Oklahoma County District Attorney David Prater was right last summer to be angry about the covert manner in which the Oklahoma Pardon and Parole Board had been considering some inmates for early release. All state agencies need to operate as transparently as possible and, given the nature of its work, the parole board especially must do so.
But Prater's demand this week that board members resign by Friday or face misdemeanor charges of violating the state's Open Meetings Act seems extreme. If members had ignored Prater's accusations, this move would be warranted. But they seem to have gotten the message that their previous practices weren't good enough.
Soon after Prater accused the board of acting illegally about 50 times over a three-year period, Chairwoman Lynnell Harkins said there was no intent to deceive but that, “We'll do whatever we need to make it right.” In December, board officials said no inmate would be considered for early parole or commutation, even if eligible for parole, until a new procedure was in place. The board has plans to vote later this year on a new early release policy.
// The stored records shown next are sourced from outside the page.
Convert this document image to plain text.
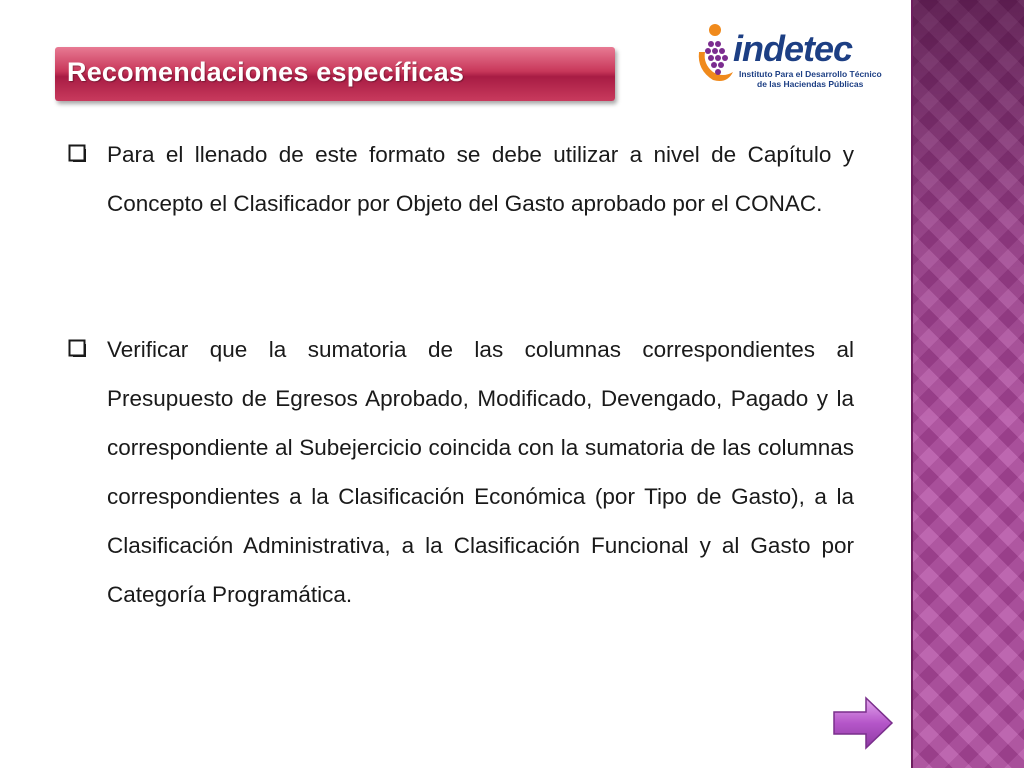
Recomendaciones específicas
indetec
Instituto Para el Desarrollo Técnico
de las Haciendas Públicas
Para el llenado de este formato se debe utilizar a nivel de Capítulo y Concepto el Clasificador por Objeto del Gasto aprobado por el CONAC.
Verificar que la sumatoria de las columnas correspondientes al Presupuesto de Egresos Aprobado, Modificado, Devengado, Pagado y la correspondiente al Subejercicio coincida con la sumatoria de las columnas correspondientes a la Clasificación Económica (por Tipo de Gasto), a la Clasificación Administrativa, a la Clasificación Funcional y al Gasto por Categoría Programática.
The parole board also is in the process of redesigning its website to make it easier for the public to access and understand the monthly parole hearing dockets, and to provide information about how to attend to sign up or speak at meetings.
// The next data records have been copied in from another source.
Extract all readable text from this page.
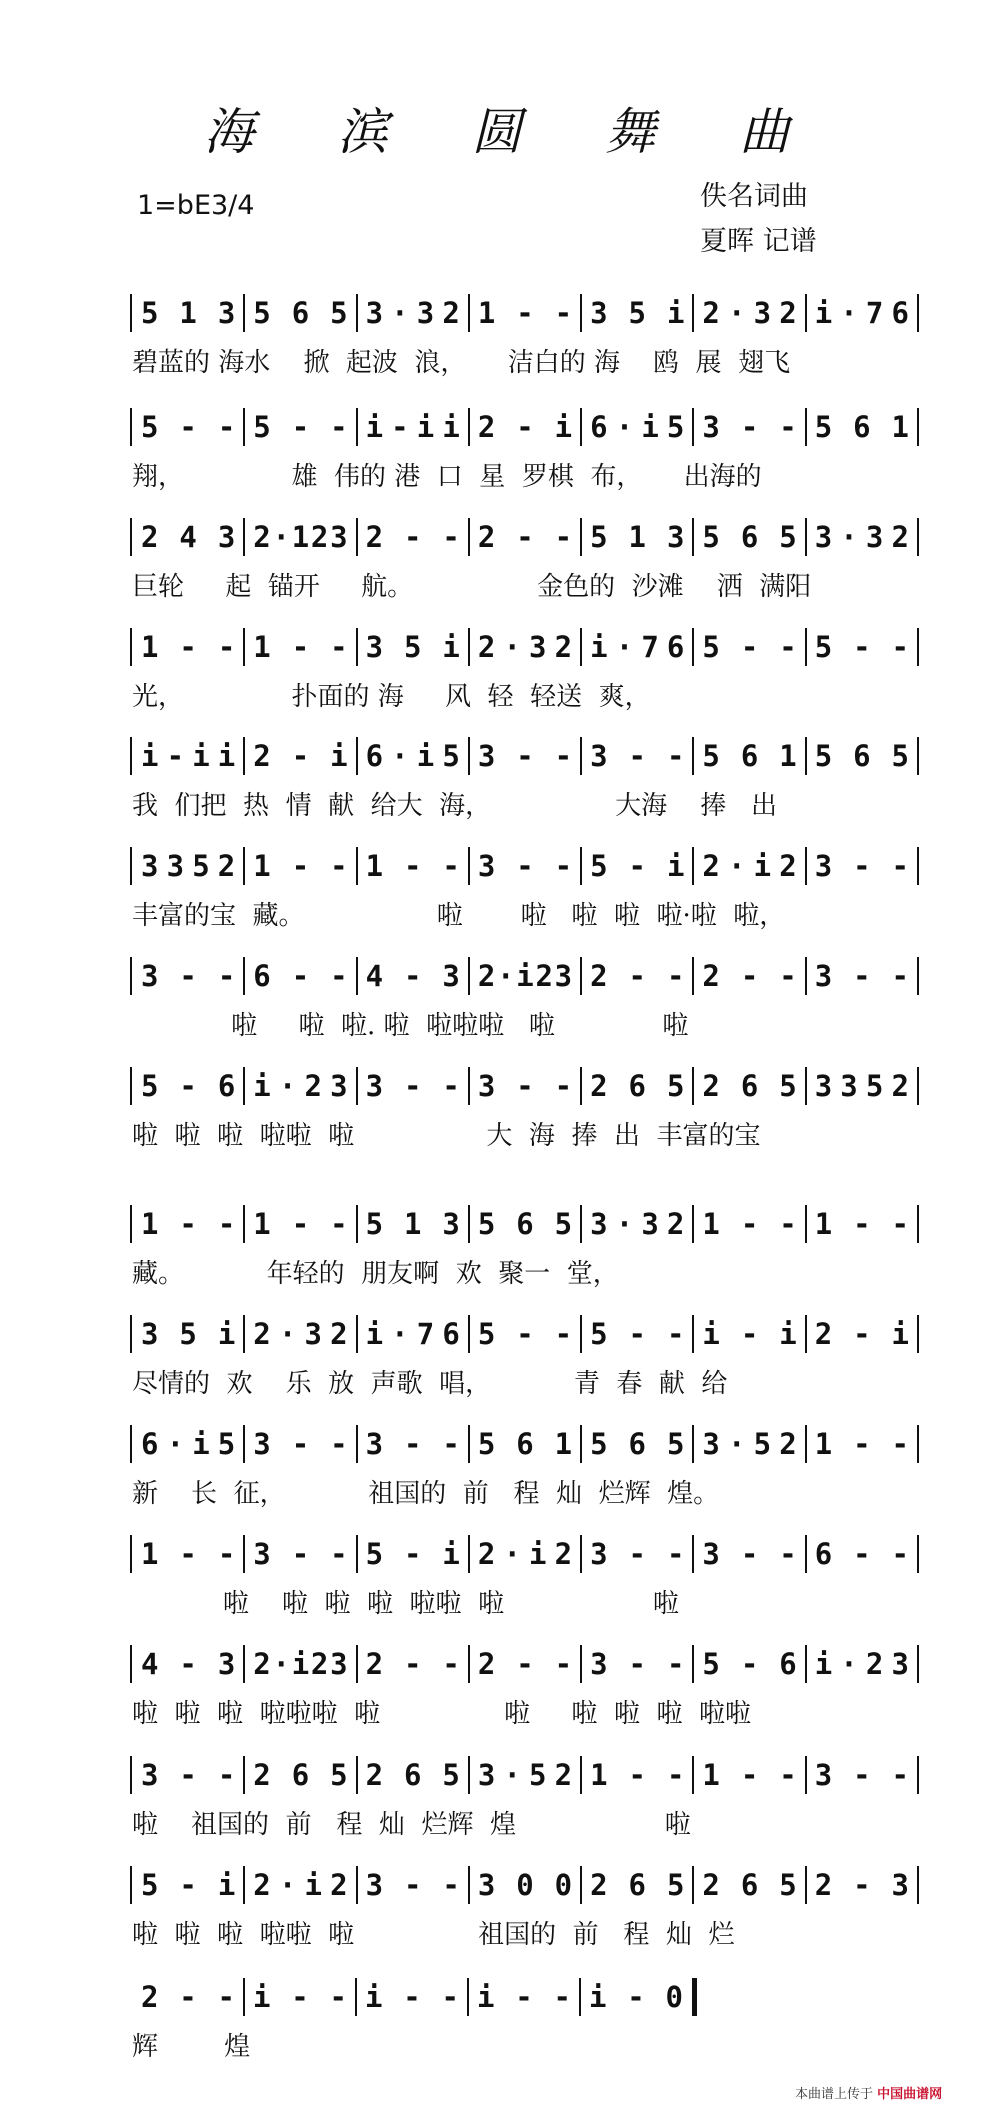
海 滨 圆 舞 曲
1=bE3/4	佚名词曲
夏晖 记谱
5 1 3 5 6 5 3 · 3 2 1 - - 3 5 i 2 · 3 2 i · 7 6
碧蓝的 海水    掀  起波  浪，     洁白的 海    鸥  展  翅飞
5 - - 5 - - i - i i 2 - i 6 · i 5 3 - - 5 6 1
翔，             雄  伟的 港  口  星  罗棋  布，     出海的
2 4 3 2 · 1 2 3 2 - - 2 - - 5 1 3 5 6 5 3 · 3 2
巨轮     起  锚开     航。               金色的  沙滩    洒  满阳
1 - - 1 - - 3 5 i 2 · 3 2 i · 7 6 5 - - 5 - -
光，             扑面的 海     风  轻  轻送  爽，
i - i i 2 - i 6 · i 5 3 - - 3 - - 5 6 1 5 6 5
我  们把  热  情  献  给大  海，               大海    捧   出
3 3 5 2 1 - - 1 - - 3 - - 5 - i 2 · i 2 3 - -
丰富的宝  藏。                啦       啦   啦  啦  啦·啦  啦，
3 - - 6 - - 4 - 3 2 · i 2 3 2 - - 2 - - 3 - -
啦     啦  啦. 啦  啦啦啦   啦             啦
5 - 6 i · 2 3 3 - - 3 - - 2 6 5 2 6 5 3 3 5 2
啦  啦  啦  啦啦  啦                大  海  捧  出  丰富的宝
1 - - 1 - - 5 1 3 5 6 5 3 · 3 2 1 - - 1 - -
藏。          年轻的  朋友啊  欢  聚一  堂，
3 5 i 2 · 3 2 i · 7 6 5 - - 5 - - i - i 2 - i
尽情的  欢    乐  放  声歌  唱，          青  春  献  给
6 · i 5 3 - - 3 - - 5 6 1 5 6 5 3 · 5 2 1 - -
新    长  征，          祖国的  前   程  灿  烂辉  煌。
1 - - 3 - - 5 - i 2 · i 2 3 - - 3 - - 6 - -
啦    啦  啦  啦  啦啦  啦                  啦
4 - 3 2 · i 2 3 2 - - 2 - - 3 - - 5 - 6 i · 2 3
啦  啦  啦  啦啦啦  啦               啦     啦  啦  啦  啦啦
3 - - 2 6 5 2 6 5 3 · 5 2 1 - - 1 - - 3 - -
啦    祖国的  前   程  灿  烂辉  煌                  啦
5 - i 2 · i 2 3 - - 3 0 0 2 6 5 2 6 5 2 - 3
啦  啦  啦  啦啦  啦               祖国的  前   程  灿  烂
2 - - i - - i - - i - - i - 0
辉        煌
本曲谱上传于 中国曲谱网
The state's district attorneys, riled over Prater's findings last year, want the Legislature this session to change the way inmates are allowed to request commutations. In response to that move, parole board Chairman Marc Dreyer asked lawmakers to give the board a year “to try to prove that we have turned the corner, the ship is upright.”
Prater clearly believes more time isn't the answer, that only an overhaul will do. We'll know by end of business Friday whether this fight will escalate further.